The United States helped protect the last Middle Eastern tyrant thought to use chemical weapons.

That dictator was Iraq’s Saddam Hussein. Because he was fighting Iran in the 1980s, the Reagan administration fed him secret intelligence. And because his country bought U.S. crops, farm-state politicians fought off sanctions.

Now, amid allegations of chemical weapons use by Syria, the Obama administration is preparing a case for military action. Moral assertions will be paramount, as in Secretary of State John Kerry’s declaration Monday that “our sense of basic humanity is offended.”

History, though, offers a harsher perspective. From Iraq and Syria, to Rwanda and Armenia, morality as a motive in U.S. foreign policy is more contingent than absolute.

“It’s quite selective. The government knew of the fact that Iraq was using chemical weapons, and did not deter them,” Joyce Battle, an analyst at the National Security Archive, a nonpartisan research center, said in an interview Tuesday. “But when it’s thought to be in U.S. interests, the government will adopt a moralistic stand when it wants to justify its policies.”

Put another way, foreign policy calculations are invariably cold-blooded, notwithstanding moral declarations.
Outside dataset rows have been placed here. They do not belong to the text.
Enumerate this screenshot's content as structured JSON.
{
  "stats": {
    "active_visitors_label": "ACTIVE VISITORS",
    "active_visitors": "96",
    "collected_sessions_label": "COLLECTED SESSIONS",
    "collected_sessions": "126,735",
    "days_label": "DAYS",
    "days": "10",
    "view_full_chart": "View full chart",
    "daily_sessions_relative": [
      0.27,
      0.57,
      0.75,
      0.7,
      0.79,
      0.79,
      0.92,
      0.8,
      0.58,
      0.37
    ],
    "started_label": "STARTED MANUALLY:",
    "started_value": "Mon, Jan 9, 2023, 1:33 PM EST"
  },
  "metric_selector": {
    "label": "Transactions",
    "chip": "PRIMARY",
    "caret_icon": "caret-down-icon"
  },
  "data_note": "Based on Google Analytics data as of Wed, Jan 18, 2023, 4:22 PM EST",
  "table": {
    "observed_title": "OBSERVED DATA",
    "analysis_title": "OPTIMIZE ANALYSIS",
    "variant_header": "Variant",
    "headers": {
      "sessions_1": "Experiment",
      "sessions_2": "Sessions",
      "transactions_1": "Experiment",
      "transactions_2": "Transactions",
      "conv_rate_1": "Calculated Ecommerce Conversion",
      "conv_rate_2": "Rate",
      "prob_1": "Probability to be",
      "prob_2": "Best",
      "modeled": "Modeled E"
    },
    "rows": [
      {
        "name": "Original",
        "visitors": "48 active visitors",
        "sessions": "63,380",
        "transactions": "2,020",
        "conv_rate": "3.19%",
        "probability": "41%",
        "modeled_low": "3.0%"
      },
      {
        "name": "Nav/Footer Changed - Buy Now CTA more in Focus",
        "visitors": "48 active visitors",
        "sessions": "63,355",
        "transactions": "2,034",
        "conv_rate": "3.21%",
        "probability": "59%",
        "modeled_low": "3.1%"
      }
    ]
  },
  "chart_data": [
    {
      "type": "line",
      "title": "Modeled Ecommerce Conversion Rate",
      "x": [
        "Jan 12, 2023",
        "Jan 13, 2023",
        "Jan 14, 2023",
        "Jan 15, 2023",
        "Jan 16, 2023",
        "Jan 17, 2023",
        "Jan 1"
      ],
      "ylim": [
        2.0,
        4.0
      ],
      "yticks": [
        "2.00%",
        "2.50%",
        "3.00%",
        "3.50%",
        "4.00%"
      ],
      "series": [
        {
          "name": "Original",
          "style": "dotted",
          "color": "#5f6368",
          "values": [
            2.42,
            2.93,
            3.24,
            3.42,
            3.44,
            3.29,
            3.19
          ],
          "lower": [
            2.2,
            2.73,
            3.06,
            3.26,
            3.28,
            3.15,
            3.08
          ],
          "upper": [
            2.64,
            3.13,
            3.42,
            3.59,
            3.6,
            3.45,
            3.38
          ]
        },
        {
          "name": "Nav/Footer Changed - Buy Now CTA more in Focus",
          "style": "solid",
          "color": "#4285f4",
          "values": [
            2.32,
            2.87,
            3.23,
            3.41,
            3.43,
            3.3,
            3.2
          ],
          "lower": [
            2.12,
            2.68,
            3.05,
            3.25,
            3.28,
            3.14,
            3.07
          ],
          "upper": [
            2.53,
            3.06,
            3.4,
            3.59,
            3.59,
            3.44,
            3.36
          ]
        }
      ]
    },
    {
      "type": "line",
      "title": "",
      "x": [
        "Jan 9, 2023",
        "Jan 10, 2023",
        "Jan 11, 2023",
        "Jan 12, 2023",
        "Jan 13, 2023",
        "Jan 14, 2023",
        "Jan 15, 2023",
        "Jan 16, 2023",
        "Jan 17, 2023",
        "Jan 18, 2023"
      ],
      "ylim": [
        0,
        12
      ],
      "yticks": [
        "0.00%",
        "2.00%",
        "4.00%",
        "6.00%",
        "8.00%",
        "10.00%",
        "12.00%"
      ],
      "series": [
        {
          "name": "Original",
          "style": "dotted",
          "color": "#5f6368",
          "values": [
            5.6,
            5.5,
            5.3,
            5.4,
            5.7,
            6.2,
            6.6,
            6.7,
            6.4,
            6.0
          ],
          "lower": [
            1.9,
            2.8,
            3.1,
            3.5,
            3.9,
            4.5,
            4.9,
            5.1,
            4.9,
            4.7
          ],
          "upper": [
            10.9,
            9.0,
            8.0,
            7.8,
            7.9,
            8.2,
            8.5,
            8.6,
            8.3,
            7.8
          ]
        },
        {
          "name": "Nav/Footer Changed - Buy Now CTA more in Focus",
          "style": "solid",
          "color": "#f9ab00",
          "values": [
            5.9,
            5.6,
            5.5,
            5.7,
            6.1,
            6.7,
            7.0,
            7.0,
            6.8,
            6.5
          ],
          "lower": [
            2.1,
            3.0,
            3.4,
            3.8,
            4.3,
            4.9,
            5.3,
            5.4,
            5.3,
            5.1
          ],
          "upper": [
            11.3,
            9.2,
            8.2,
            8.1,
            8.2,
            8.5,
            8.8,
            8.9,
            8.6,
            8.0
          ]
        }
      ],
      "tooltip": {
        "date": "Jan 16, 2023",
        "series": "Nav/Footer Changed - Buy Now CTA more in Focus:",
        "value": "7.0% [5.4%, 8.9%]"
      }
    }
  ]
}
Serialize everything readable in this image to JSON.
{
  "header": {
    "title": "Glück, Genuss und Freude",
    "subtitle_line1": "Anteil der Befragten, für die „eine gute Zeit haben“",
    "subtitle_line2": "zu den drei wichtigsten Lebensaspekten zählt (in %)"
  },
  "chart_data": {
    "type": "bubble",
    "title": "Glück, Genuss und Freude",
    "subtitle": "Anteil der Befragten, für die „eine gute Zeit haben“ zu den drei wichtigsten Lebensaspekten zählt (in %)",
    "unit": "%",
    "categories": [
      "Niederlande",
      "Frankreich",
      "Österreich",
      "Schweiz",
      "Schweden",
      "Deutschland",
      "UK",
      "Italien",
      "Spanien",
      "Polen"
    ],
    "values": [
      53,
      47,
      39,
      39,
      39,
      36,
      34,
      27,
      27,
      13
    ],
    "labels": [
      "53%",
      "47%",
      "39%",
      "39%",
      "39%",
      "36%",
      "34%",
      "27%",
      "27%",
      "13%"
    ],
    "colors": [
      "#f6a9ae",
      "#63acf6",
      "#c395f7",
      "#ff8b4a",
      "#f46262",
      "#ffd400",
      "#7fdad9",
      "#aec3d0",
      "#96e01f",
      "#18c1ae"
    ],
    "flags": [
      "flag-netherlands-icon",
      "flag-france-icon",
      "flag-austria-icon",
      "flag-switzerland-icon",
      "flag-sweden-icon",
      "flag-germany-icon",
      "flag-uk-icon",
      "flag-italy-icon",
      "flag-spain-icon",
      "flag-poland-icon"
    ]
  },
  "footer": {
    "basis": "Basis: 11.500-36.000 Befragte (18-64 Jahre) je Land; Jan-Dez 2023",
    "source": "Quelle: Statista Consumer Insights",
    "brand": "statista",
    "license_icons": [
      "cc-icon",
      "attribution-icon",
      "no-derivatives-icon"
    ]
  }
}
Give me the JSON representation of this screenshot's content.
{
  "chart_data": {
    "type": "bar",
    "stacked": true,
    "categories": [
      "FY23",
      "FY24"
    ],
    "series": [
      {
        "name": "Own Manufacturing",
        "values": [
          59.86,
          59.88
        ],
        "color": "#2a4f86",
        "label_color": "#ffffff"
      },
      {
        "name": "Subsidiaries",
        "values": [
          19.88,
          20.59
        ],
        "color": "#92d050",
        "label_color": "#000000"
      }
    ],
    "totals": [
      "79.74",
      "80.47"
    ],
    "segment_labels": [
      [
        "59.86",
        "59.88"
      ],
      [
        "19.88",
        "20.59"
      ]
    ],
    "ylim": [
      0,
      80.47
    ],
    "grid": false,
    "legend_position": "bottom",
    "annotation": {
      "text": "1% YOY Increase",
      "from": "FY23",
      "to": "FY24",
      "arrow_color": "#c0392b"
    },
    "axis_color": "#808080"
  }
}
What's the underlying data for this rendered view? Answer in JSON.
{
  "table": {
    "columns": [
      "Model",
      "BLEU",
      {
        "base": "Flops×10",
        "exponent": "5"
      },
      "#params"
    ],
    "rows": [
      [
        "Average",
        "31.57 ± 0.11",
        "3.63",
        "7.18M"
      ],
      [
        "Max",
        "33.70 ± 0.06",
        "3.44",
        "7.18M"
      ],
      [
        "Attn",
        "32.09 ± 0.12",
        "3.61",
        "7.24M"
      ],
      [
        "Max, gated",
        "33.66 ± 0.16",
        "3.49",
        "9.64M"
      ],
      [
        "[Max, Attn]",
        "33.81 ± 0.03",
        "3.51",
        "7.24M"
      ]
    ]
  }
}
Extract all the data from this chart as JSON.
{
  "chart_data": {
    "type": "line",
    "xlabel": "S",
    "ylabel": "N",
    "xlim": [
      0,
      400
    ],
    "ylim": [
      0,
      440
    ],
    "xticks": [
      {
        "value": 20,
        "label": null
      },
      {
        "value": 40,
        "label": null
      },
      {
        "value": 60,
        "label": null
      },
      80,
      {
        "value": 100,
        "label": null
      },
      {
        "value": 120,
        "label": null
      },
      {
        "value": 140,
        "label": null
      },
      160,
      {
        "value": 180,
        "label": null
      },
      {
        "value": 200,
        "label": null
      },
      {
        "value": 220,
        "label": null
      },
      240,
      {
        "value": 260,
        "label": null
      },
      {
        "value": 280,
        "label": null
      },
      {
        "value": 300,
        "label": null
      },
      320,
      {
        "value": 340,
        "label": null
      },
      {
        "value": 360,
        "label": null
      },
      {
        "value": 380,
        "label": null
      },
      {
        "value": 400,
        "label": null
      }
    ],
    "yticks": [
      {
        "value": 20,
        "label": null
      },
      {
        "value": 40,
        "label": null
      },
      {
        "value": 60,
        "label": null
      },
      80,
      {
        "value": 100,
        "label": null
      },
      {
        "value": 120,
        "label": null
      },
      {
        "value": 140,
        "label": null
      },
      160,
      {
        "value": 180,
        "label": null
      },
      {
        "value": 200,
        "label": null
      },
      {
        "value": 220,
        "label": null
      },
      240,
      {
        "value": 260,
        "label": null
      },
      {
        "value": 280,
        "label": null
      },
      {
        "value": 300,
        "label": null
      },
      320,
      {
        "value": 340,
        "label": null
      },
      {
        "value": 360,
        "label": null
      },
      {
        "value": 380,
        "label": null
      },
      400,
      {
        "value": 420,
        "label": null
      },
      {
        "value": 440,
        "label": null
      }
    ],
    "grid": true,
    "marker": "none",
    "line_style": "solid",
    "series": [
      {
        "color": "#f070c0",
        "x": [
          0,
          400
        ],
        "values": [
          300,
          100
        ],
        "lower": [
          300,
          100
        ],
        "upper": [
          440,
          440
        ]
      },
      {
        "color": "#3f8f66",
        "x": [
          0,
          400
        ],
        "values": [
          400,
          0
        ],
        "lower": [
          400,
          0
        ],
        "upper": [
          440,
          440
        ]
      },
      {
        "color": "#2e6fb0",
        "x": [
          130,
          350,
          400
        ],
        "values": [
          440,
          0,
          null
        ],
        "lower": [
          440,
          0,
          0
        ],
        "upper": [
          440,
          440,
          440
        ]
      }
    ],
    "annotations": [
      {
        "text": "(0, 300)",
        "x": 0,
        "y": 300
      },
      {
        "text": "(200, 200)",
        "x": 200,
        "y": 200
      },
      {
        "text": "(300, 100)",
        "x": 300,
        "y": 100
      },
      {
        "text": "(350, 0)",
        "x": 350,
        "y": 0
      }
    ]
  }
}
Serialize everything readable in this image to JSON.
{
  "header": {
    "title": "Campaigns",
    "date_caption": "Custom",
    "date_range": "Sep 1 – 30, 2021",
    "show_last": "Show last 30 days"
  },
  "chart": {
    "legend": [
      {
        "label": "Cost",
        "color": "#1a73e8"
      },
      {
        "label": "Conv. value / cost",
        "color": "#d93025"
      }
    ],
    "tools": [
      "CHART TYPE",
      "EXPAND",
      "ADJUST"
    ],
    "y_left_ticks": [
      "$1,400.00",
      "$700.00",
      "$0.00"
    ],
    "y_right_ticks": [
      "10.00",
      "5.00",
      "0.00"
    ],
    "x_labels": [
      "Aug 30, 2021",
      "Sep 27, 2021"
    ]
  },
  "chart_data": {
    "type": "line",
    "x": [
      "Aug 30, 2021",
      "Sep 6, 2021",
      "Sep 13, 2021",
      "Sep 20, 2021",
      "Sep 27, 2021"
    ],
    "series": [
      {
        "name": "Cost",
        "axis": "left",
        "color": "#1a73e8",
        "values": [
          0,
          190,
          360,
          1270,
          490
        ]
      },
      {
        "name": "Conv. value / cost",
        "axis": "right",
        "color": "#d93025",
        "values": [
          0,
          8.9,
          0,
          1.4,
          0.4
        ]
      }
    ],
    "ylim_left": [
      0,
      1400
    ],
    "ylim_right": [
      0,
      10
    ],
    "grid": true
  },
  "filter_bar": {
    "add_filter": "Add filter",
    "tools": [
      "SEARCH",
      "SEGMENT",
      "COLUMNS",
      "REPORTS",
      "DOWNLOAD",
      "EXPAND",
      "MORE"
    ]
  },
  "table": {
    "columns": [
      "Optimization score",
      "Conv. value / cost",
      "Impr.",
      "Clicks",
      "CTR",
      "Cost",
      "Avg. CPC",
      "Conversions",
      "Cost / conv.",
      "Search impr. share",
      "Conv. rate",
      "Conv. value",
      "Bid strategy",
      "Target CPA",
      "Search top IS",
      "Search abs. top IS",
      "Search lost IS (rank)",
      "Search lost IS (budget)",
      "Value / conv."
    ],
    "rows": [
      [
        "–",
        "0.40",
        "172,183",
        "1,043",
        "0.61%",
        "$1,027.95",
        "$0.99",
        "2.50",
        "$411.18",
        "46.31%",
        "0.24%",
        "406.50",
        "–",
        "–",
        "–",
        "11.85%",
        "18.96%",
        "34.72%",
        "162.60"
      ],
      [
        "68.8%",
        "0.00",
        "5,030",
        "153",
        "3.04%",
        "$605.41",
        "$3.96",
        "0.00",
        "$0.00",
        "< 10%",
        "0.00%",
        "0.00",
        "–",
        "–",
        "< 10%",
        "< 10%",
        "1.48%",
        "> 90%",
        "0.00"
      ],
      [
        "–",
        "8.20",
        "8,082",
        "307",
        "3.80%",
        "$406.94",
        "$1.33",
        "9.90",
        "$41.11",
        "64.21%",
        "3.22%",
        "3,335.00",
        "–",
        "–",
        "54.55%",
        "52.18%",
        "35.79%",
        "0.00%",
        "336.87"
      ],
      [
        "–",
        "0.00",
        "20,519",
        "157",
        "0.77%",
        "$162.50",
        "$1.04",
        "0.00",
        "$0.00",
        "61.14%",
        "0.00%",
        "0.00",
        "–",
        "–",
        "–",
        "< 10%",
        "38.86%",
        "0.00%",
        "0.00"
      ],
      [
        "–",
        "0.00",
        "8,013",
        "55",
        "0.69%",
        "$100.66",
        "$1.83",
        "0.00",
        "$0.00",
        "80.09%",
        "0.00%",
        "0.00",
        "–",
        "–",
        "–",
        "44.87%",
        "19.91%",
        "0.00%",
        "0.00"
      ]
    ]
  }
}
Stirring words can be worn like a new cloak during a campaign, then set aside for action.
~ from In Foreign Policy, the Moral High Ground Is Only an Occasional Destination by Michael Doyle ~
Look, I'm not some utopian purist. I understand that, for most of us, morality shifts based on what we want. We stand by our principles as long as it is convenient. If a principle runs into conflict with ethics or morality, we have a propensity to twist the latter into a pretzel in order to create a rationalization that the principle hasn't been violated at all.

Since average folks behave this way, it is not surprising that governments follow suit.

I guess what bothers me is the dripping sanctimony of my nation's leaders. They act so damn pious when most thinking people understand what is really going on. I just wish they would drop the over-the-top bullshit from time to time.

Wouldn't it be refreshing to hear a US leader say, "We have decided to attack such and such a country because they aren't bowing to our [supposed] national interests. It really has next too nothing to do with their recent behavior. They could slaughter their own people nilly willy or attack their neighbors, so long as they don't do anything that harms our corporate interests or tilts the balance of power away from our geopolitical position."?